BofA Securities anticipates CEMEX will face challenging conditions in the second quarter, with the firm projecting EBITDA of $818 million, slightly below the consensus estimate of $824 million.
The firm expects weak performance in the United States and Mexico markets, with Mexican cement volumes showing a double-digit decrease of 10% year-over-year for April and May, based on INEGI data.
These challenges may be partially offset by solid performance from CEMEX’s European operations, though the company faces additional downside risks in Mexico due to its higher exposure to infrastructure projects compared to peers.

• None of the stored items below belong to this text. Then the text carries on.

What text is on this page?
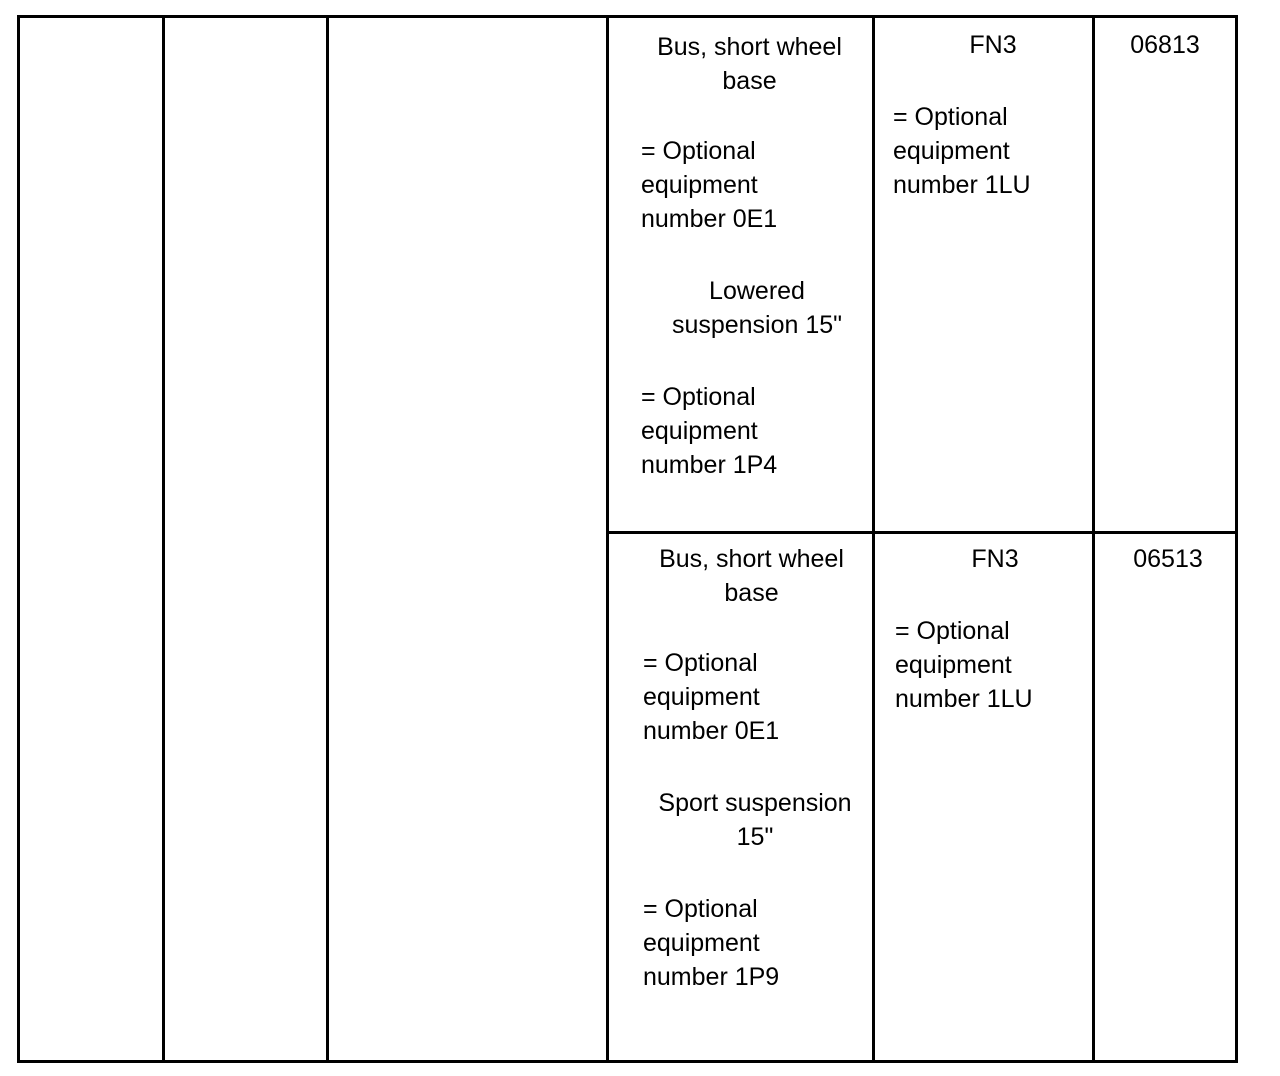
Bus, short wheel base
= Optional equipment number 0E1
Lowered suspension 15"
= Optional equipment number 1P4
FN3
= Optional equipment number 1LU
06813
Bus, short wheel base
= Optional equipment number 0E1
Sport suspension 15"
= Optional equipment number 1P9
FN3
= Optional equipment number 1LU
06513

In other recent news, Cemex, S.A.B. de C.V. has successfully completed a $1 billion offering of subordinated perpetual notes. These notes, which do not have a fixed maturity date, were sold to qualified institutional buyers under U.S. and international regulations. Additionally, Cemex announced a cash dividend totaling $130 million, as approved at its Ordinary General Shareholders’ Meeting. The dividend will be distributed in four equal installments, with the first payment scheduled for June 18, 2025. Shareholders of Cemex Ordinary Participation Certificates and American Depositary Shares as of June 17, 2025, will be eligible for this dividend. Subsequent payments are planned for September 18, 2025, December 16, 2025, and March 12, 2026. Each ADS represents 10 CPOs, with specific amounts allocated per share, CPO, and ADS for the first installment. These recent developments reflect Cemex’s ongoing financial activities and shareholder engagement.